Angka itu jauh dari harga normal di kisaran Rp 3.000 per kg.

"Masih mahal. Sekarang harganya Rp 6.300 hingga Rp 6.700 per kg," kata dia kepada detikFinance, Senin (21/1/2019).

Lebih lanjut, mahalnya harga jagung membuat biaya produksi meningkat. Padahal, harga jual telur dan daging ayam tetap berada di kisaran Rp 18.000 per produksi.

Hal itu pun menimbulkan selisih kerugian mencapai Rp 1.000 per produksi telur dan daging ayam.

"Telur sekarang Rp 18.000 hingga Rp 19.000 per kg (harga jual) kalau daging ayam juga Rp 18.000. Nah biaya produksinya Rp 18.000. Jadi ada rugi Rp 1.000 lah," jelas dia.

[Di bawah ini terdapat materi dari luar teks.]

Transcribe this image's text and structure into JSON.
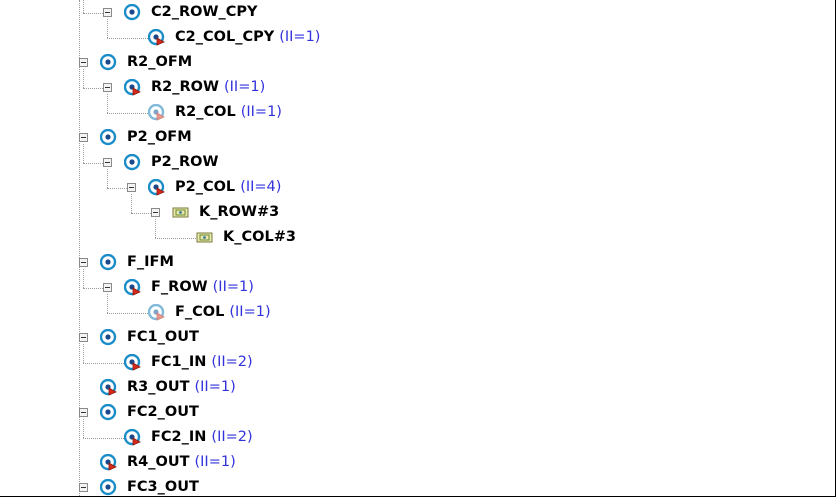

Singgih pun berharap agar harga jagung sebagai bahan baku utama pakan bisa membaik dalam seminggu ke depan. Hal itu dengan adanya impor jagung yang masuk dan panen.

Dengan begitu, biaya produksi bisa berkurang dan tidak menimbulkan kerugian bagi peternak.

"Semoga minggu depan, jagung impor (masuk) jadi harapannya jagung impor sudah masuk, panen ada dan harga normal, harga ayam naik jadi peternak nggak merugi," pungkasnya.

Sementara itu, peternak mengurangi produksi dengan mengurangi masuknya anak ayam atau DOC yang masuk ke dalam kandang dan menjual ayam potongnya.